Sağlık Emekçileri Sendikası (SES ) Eş Genel Başkanı Gönül Adıbelli, katledilen doktor Melek’in ilk olmadığını belirterek iş yerindeki güvencesiz ortamı, sağlıkta şiddetin nasıl üretildiğini ve buna karşı ne yapılması gerektiğini değerlendirdi.
‘Şiddetten arınmış güvenli iş ortamlarımız yok’
Türkiye’de her gün en az 3 kadının erkekler tarafından katledildiğini söyleyen Gönül, bunun mevcut siyasi iktidarın kadın politikalarından kaynaklandığını belirtti. Taciz, tecavüz ve katletmelere rağmen cezasızlık politikasıyla faillerin ceza almadığını belirten Gönül, “Bu katliamlar cezasızlık politikasının sonucudur. Katleden kişilere bir nevi ‘cesaret’ veriyor. Çünkü sonrasında cezai bir yaptırımın olmayacağını çok iyi bildiği için o fail bu eylemini yapmaktan geri durmuyor. En son bizim iş kolumuzdaki Aile Sağlığı Merkezi’nde bir doktor kadın arkadaşımız ne yazık ki boşanma aşamasında olduğu eşi tarafından katledildi. Bu da bizim her zaman söylediğimiz, güvenli iş ortamlarımızın olmamasından kaynaklı. Gündüz gözüyle mesleğini yaparken, sağlık üretirken böyle bir şeye maruz kalması doğal olarak bizim tekrar tekrar şunu söylememizin haklılık payının olduğunu ortaya çıkarıyor; Her ne kadar çalıştığımız yerlerin bizim açımızdan güvenli olması gerekirken bu tür katliamlarla güvenli olmadığını görüyoruz.
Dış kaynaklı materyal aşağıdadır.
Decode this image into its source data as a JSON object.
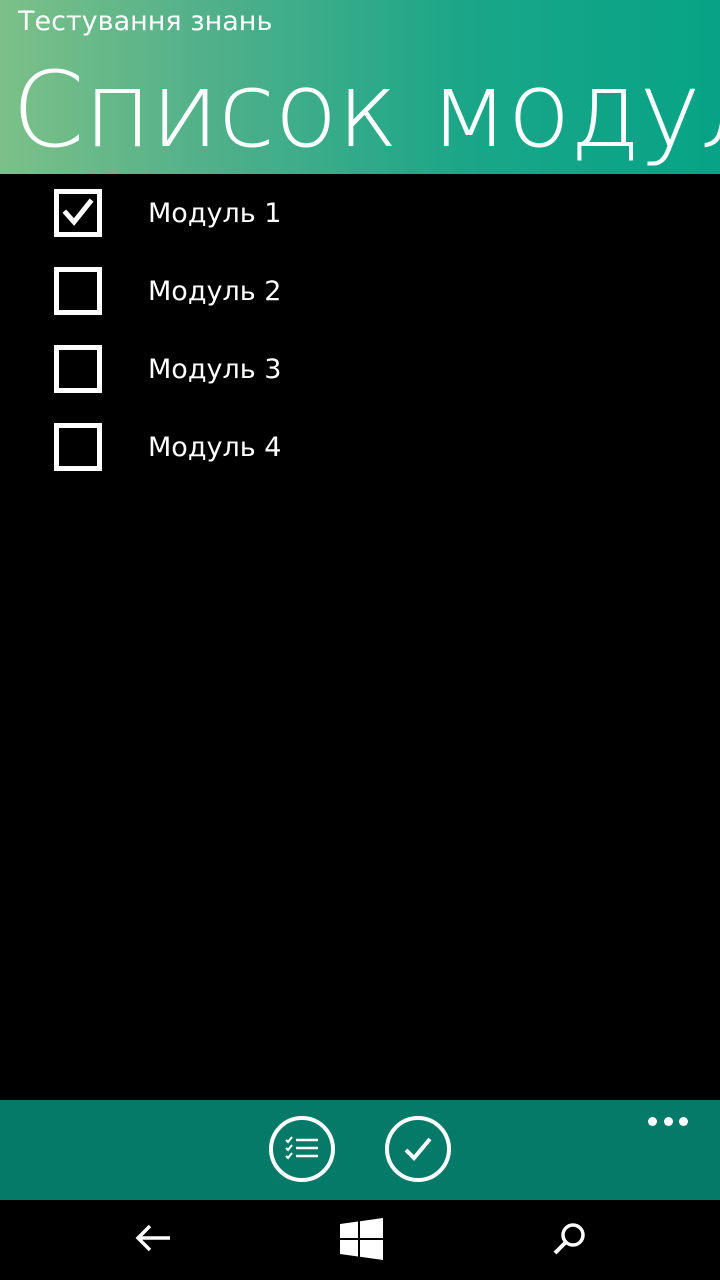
{
  "header": {
    "app_title": "Тестування знань",
    "page_title": "Список модулів"
  },
  "modules": [
    {
      "label": "Модуль 1",
      "checked": true
    },
    {
      "label": "Модуль 2",
      "checked": false
    },
    {
      "label": "Модуль 3",
      "checked": false
    },
    {
      "label": "Модуль 4",
      "checked": false
    }
  ],
  "appbar": {
    "buttons": [
      {
        "icon": "checklist-icon"
      },
      {
        "icon": "checkmark-icon"
      }
    ],
    "more_icon": "ellipsis-icon"
  },
  "navbar": {
    "icons": [
      "back-arrow-icon",
      "windows-logo-icon",
      "search-icon"
    ]
  },
  "colors": {
    "header_gradient_start": "#7cc088",
    "header_gradient_end": "#07a386",
    "appbar": "#057a68",
    "background": "#000000",
    "foreground": "#ffffff"
  }
}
Çünkü bu ilk defa yaşanan bir şey değil daha önce de aynı şeyler yaşamıştık ve bununla ilgili de sendika olarak sağlıkta şiddet, kadına yönelik şiddetle ilgili bir sürü basın açıklaması ve hatta buna yönelik iş bırakma eylemleri gerçekleştirdik. Özetle, özellikle kurumların çalışanlar açısından güvenli ortamlar olmadığını söyleyebiliriz” diye konuştu.
'Performans dayatması insani duyguları yok ediyor'
İşlenen katliamın ardından Aile Sağlığı Merkezi’nin açık tutulmasını ve sağlık emekçilerinin “normal” olarak çalışmaya devam ettirilmesini eleştiren Gönül, emekçilerin insani duygularını yaşamalarına dahi bu sistemde izin verilmediğini söyledi. Gönül, “İlk duyduğumuzda ciddi anlamda yüreğimiz acıdı. Çünkü yanı başında bir sağlık emekçisi aynı zamanda bir hekim, bir kadın arkadaş katlediliyor ve hemen sonrasında işe devam etmek zorunda kalıyorsunuz. Performans sistemi adı altında çalışanlara dayatılan bir sistem var burada kişiye çalışana kısacası ‘sana verdiğim sorumluluk çerçevesinde hizmet üretmek zorundasın, insani duygularla hareket edemezsin. Çünkü sen performansa dayalı çalışıyorsun iş üretmezsen bunun karşılığını alamazsın’ deniliyor. Böyle bir sistem içerisinde de insan ne yazık ki insani olan duygularını yaşayamamakla karşı karşıya kalıyor. İnsanlar gerçekten robotlaştırılıyor ve o sistemin dayattığını yapmak durumunda kalıyor. Yapmadığı takdirde de yeniden bir şiddete maruz kalabileceği düşüncesiyle böyle bir şeye katlanıyor. İnsanlar artık mesleki yanlarını da yitirmiş diyebilirim. Biliyorsunuz sağlıkta diğer alanlara göre daha insani duygular ortaya çıkar. Ama artık o da neredeyse yok denilecek kadar az. İnsanlar bunu yaşayacak durumda göremiyorlar kendilerini. Çünkü dediğim gibi bir beklenti var, bugün aşı yapmadığın zaman ya da diğer hizmetleri sunmadığın takdirde bunu görmeyen vatandaşta bir şiddete sebep olabilir düşüncesiyle direkt odaklandığı nokta ‘ben hizmet vermek zorundayım’ diğer kısımları çok da yaşayamıyor” ifadelerini kullandı.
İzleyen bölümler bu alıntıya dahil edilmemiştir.